It’s a pretty evocative image, isn’t it? And sometimes no small challenge to combine the two!
Getting logistical stuff done isn’t my favourite thing, but when I’m feeling clear and grounded, I’m pretty good at focusing my attention and checking things off the list. However feeling emotionally wobbly, adds another whole layer of challenge.
My thinking about this was triggered by my son Matthew who was in the midst of a big life transition. Part of this required him to attend to a bunch of time-sensitive logistics – something he’s probably even less passionate about than I am! I didn’t want to press or intrude, so I sent him my love and virtual support. In a WhatsAp note I let him know I was thinking of him, and appreciated the way he was figuring out how to be him in this new situation. I added that I trusted if there was anything more tangible I could do to support him he’d let me know.
He responded: “Love you very much mumma, thanks for the thoughts and support, but mostly thanks for helping to nurture the resilience needed to keep working on kicking logistic butt whilst feeling a bit emotionally wobbly.”
I replied: “Loving you in your very understandable emotional wobbliness, AND (because I’ve seen you do it) having confidence in your capacity for logistical butt kicking under challenging conditions!” ❤️
As I’ve been thinking about this, I realize the importance of the point Matthew made – this ISN’T a capacity that comes to us automatically.
something we nurture over time.
This idea of nurturing our resilience to live in the tension of the need to get stuff done, while we’re feeling emotionally wobbly has been percolating in me over this last week. And in truth, it’s been a pretty full week here, so as the time to publish this eNews approaches, I’m aware of experiencing that tension as I write. I’m not writing about theory here – I’m noticing my automatic impulses and my intentional choices and sharing them with you!
It feels like there are two parts to this. There’s the part that’s nurturing over time, and the part that’s in the moment of experiencing that tension.
I’ve created a 2 page resource for the nurturing this resilience over time. It’s based on my infographic called Six Environments – Nurturing Our Creative Freedom. In the handout I explore what nurturing in each of those enviroments could look like – you can access the free download of the handout via this link: Creating Supportive Environments.
But what about those times when we’re actually in-the-moment-of-tension? Those times when we’re feeling emotionally wobbly AND there’s the need to produce – to kick some logistical butt! How do we ‘Be’ us there?
Seems to me that while we’ll each have our own unique responses to each of these moments, there are two common patterns – neither of which has much to do with ‘Be-ing’. My habitual go-to response was (and sometimes still is) to ignore those wobbly parts of me – pushing on, checking stuff off the list until I was totally exhausted. Definitely not very nurturing, or respectful of myself. The other common response I’ve seen is the collapse into upset helplessness – “I can’t do this, someone else is going to have to do it!” Not a pretty picture, and certainly not one where trust (of ourselves, or trust of others in us) is engendered.

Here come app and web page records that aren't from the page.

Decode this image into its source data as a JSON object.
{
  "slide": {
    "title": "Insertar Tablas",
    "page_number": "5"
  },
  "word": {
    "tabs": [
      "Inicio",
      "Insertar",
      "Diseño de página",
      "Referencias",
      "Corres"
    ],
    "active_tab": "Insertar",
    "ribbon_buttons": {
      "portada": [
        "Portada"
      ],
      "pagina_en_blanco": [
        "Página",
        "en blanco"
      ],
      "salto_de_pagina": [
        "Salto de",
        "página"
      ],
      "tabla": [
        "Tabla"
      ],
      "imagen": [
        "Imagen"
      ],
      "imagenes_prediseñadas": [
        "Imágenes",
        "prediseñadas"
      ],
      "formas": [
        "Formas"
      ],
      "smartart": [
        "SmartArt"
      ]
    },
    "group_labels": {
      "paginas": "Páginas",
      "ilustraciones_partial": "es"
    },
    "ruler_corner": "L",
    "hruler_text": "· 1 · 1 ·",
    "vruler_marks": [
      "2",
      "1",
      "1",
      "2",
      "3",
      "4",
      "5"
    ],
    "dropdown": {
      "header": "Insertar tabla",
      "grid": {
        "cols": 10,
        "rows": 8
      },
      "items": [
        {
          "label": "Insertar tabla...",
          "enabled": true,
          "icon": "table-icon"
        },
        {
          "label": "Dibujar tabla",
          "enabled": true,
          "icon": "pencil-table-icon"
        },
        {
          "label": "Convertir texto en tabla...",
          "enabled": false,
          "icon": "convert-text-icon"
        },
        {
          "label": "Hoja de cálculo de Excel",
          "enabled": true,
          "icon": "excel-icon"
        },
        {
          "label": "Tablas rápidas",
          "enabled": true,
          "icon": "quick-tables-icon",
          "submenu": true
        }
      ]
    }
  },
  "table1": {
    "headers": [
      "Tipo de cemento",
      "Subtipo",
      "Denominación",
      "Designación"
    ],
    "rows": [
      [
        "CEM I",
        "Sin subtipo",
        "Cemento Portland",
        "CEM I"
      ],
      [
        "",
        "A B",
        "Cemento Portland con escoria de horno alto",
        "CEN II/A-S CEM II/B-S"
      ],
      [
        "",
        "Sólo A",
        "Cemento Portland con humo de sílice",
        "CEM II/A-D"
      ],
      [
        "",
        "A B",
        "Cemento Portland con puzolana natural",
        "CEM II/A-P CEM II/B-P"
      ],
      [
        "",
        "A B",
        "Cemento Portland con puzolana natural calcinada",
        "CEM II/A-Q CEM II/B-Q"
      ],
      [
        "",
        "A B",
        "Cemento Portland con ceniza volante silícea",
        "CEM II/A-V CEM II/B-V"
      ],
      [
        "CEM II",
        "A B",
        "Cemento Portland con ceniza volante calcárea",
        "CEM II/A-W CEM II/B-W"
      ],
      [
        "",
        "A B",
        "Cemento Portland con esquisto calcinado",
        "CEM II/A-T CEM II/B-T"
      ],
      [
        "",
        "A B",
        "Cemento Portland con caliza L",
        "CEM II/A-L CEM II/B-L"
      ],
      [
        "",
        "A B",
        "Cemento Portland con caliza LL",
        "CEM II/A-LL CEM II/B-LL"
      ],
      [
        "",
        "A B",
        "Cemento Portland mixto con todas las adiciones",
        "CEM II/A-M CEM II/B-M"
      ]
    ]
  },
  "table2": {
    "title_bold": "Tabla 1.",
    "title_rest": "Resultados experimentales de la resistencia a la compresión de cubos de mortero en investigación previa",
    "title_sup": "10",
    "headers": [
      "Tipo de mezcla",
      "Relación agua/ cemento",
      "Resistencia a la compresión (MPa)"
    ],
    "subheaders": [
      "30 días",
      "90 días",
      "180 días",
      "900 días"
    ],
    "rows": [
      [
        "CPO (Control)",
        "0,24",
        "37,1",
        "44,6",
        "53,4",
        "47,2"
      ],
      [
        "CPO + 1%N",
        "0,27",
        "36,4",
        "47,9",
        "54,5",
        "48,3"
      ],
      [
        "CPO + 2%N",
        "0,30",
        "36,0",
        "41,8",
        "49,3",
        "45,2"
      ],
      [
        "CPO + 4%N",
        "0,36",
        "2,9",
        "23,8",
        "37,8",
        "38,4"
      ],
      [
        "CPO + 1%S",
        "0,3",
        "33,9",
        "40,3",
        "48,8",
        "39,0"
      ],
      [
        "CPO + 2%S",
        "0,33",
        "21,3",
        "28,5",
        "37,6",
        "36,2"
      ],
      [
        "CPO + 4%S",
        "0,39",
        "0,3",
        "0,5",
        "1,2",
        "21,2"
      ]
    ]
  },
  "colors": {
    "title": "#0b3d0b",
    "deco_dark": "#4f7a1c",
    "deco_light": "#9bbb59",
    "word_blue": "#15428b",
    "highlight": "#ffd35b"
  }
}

Here are a few (more helpful) alternatives – in these moments, simple is key!
1. Pause – put your attention inside and breathe … slowly, deeply, and preferably several times!
2. Connect with the part of you that is wise and capable – the part that would be there in an instant if this was happening to a good friend, or your kid.
3. From that part of you, take a moment to be tender and breathe – send some loving energy to the emotionally wobbly part of you. As you do this, you’ll notice that part of you taking a breath and relaxing a bit.
4. In this quieter space, keep breathing, and shift your attention to kicking some logistic butt. And remember – chunk things down to baby steps … ask yourself “What’s the clear next action here?”
5. Rinse and repeat! In the same way your breathing cycle naturally flows – inhale – pause – exhale – pause – inhale – pause etc., this cycle of attention inside – loving energy – attention outside – clear next action – attention inside etc., is the most loving and effective way for us to ‘be’.
And one last thing – remember, you’re not alone here! Especially if the sense of wobbliness continues, or the feeling of overwhelm rises, connecting with trusted others is another key piece to this puzzle. They can often remind you of things you know to be true, but can’t in that moment access.
The day after my exchange with Matthew, it was my daughter Rachael who was feeling challenged. We’d connected via FaceTime, and together walked through that 5 Step Cycle. The next morning as she was heading out to work, I sent her this note:
“Morning sweet babe. Whatever the weather, sending you some sunshine this morning as you get ready and head out to work. ☀️ Was thinking of you and sending you love, remembering a particular shining moment of logistical butt kicking of yours. We were packing the car with your stuff in Hamilton – leaving the time after your Rec. work term there. I was trying to help you figure out what to put where. You stopped me and said – kindly but VERY clearly – “I got this Mum. I know how to do this. Just let me figure it out.” Like I said to Matthew the other night, I’ve watched you over the years, and I’m confident in your capacity to both love yourself up AND kick logistical butt in doing what it takes to look after yourself. You CAN do it!!”